BAGHDAD — The general director of the Iraqi Environment Ministry’s landmines department said Saturday that there are 25 million landmines occupying 1,700 kilometers of Iraqi soil, which in turn threatens 2,117 civilian communities, where 2.7 million citizens live.

“Between 80,000 and 100000 Iraqis have lost parts of their bodies because of landmines,” Engineer Eissa al-Fayad told Aswat al-Iraq news agency.

“Iraq is considered one of the countries severely affected by landmines, and this affects the daily life of the citizens because this issue hampers humanitarian aid and development and reconstruction projects,” he explained.

“The landmines department was established after the toppling of the former regime in 2003 and was part of the Planning Ministry before it became a part of the Environment Ministry in March 2008,” he said.

He released a message sent by the adviser of the UN Development Program for mines affairs, Kent Bawlson, to the director of operations in the Iraqi prime minister’s office, Ali al-Yasseri, in which the UN adviser demanded the lifting of a ban imposed by the Defense Ministry on nongovernmental organizations and companies working with mines for humanitarian purposes in central and southern Iraq.

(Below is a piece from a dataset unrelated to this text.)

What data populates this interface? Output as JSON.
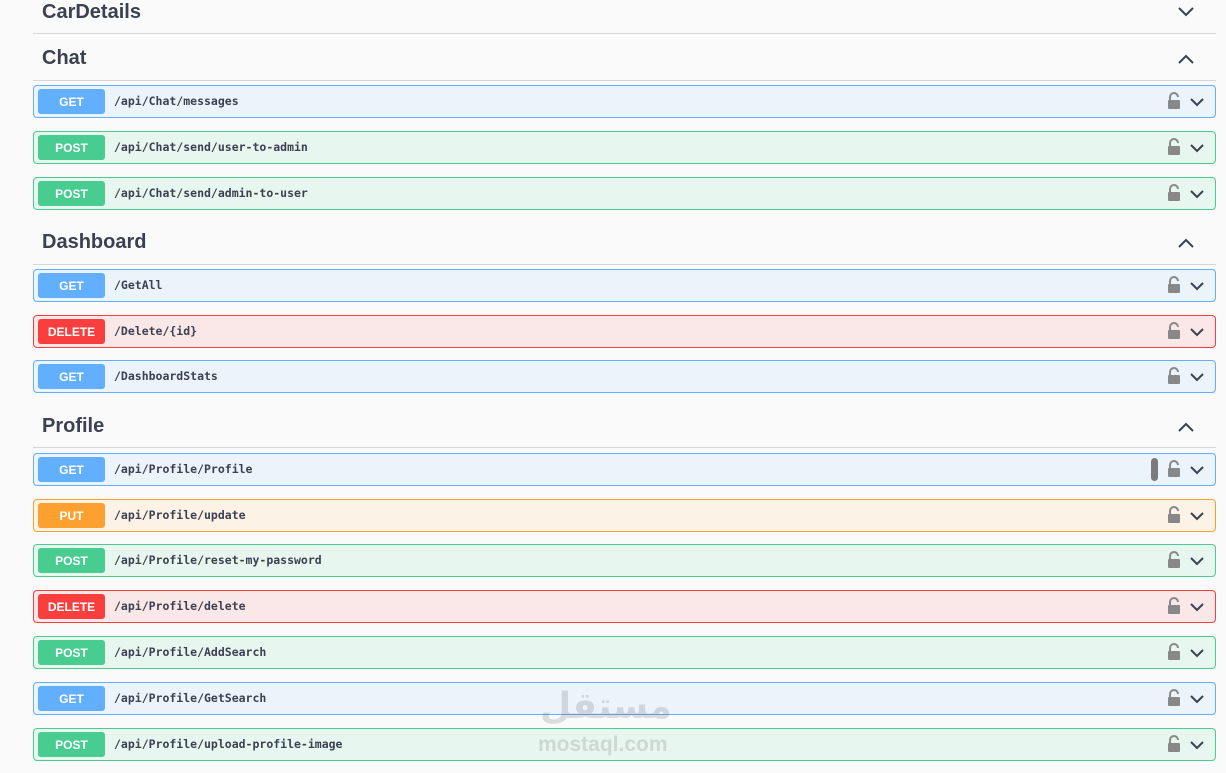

“The UN official warned of the danger Iraq faces if the ban continues, a matter which will lead to spreading the feeling among international donors that Iraq no longer needs their help and may lead them to withdraw their amounts allocated to Iraq for the landmines program, reaching $40 million in Iraq,” Fayad said.

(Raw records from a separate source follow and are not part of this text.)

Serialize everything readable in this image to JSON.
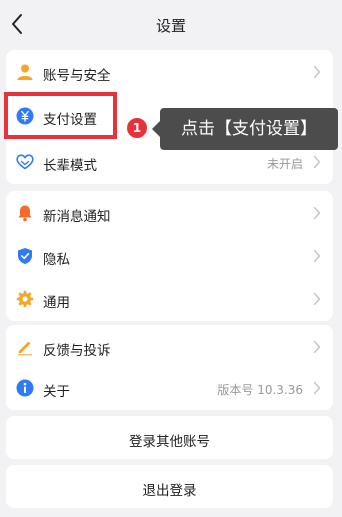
{
  "header": {
    "title": "设置"
  },
  "sections": {
    "account": {
      "items": [
        {
          "label": "账号与安全",
          "icon": "person-icon"
        },
        {
          "label": "支付设置",
          "icon": "yuan-coin-icon"
        },
        {
          "label": "长辈模式",
          "value": "未开启",
          "icon": "heart-hands-icon"
        }
      ]
    },
    "general": {
      "items": [
        {
          "label": "新消息通知",
          "icon": "bell-icon"
        },
        {
          "label": "隐私",
          "icon": "shield-icon"
        },
        {
          "label": "通用",
          "icon": "gear-icon"
        }
      ]
    },
    "about": {
      "items": [
        {
          "label": "反馈与投诉",
          "icon": "pencil-icon"
        },
        {
          "label": "关于",
          "value": "版本号 10.3.36",
          "icon": "info-icon"
        }
      ]
    }
  },
  "actions": {
    "switch_account": "登录其他账号",
    "logout": "退出登录"
  },
  "annotation": {
    "step_number": "1",
    "tooltip": "点击【支付设置】"
  },
  "colors": {
    "highlight": "#e8323b",
    "tooltip_bg": "#4c4c4c",
    "orange_icon": "#f5a623",
    "blue_icon": "#2f7bf5"
  }
}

Regarding the casualties from mines after 2003, the Iraqi official said that “we have official statistics from nine provinces regarding landmine casualties: 16 in Karbala, 24 in Najaf, 36 in Qadissiya, 18 in Wassit, 5 in Babel, 157 in Basra, 71 in Missan, 32 in Muthanna, and 47 in Thi-Qar.”

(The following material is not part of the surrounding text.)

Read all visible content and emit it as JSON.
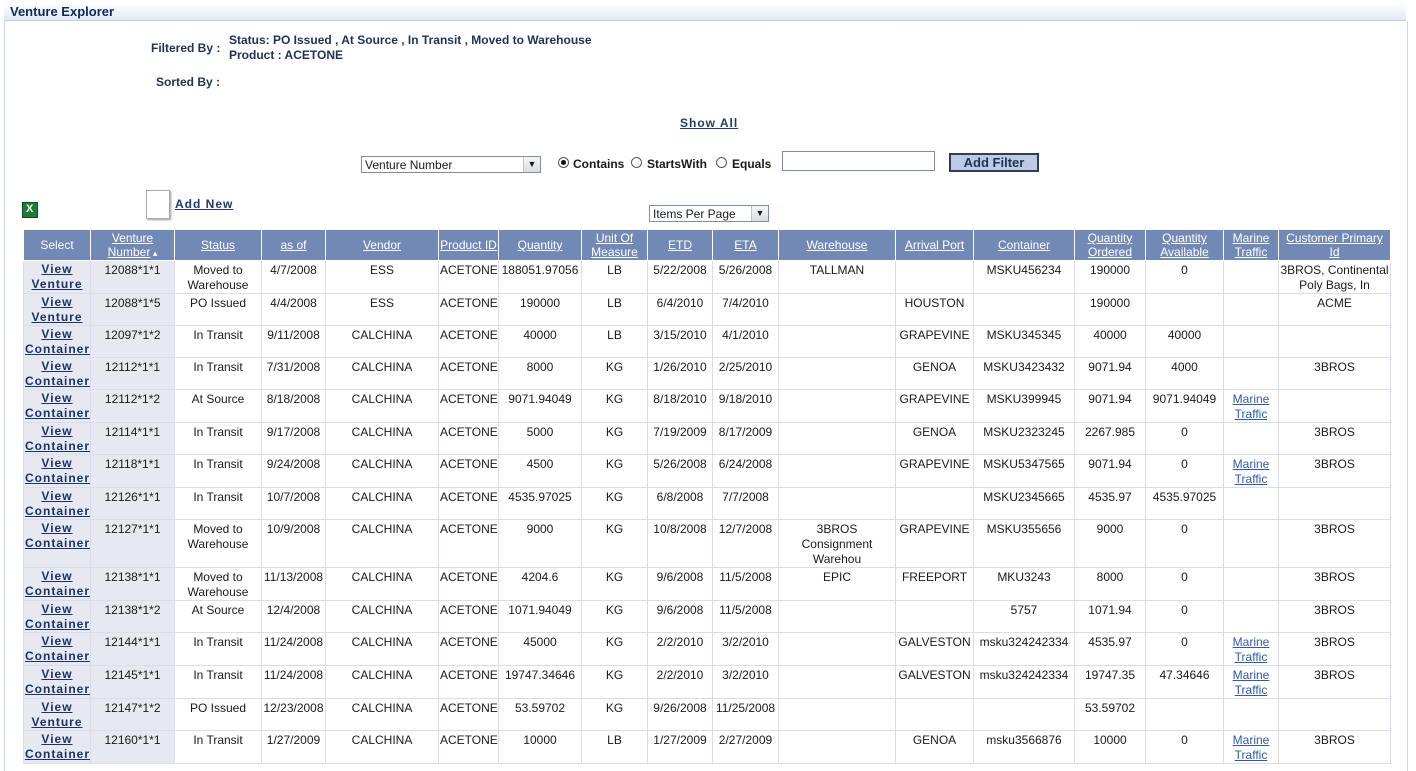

Last week, a senior official in charge of de-mining efforts at Iraq’s Environment Ministry warned that staff and other resources are insufficient to eliminate the threat posed to civilians by the estimated 25 million mines and other unexploded devices.

Eissa Rahim Dakhil added that Iraq needs international assistance to handle the problem.

Dakhil said that the 950 Defense Ministry employees devoted to de-mining efforts are too few to be effective in the country.

He added that Iraq, a signatory to the Ottawa Landmines Convention, is obliged under international law to remove all such unexploded devices.

The Iraqi government says most of the 25 million unexploded mines across the country are in Iraq’s border areas, stretching from Turkey and Iran in the north down to Kuwait in the south.

The mines were laid during the Iraq-Iran war from 1980 to 1988, the first Gulf War in 1991, and the U.S.-led invasion of Iraq in 2003 which toppled Saddam Hussein.

Iraq signed the Ottawa Convention banning anti-personnel mines in 2007. However, the poor security situation has delayed some mine clearance operations.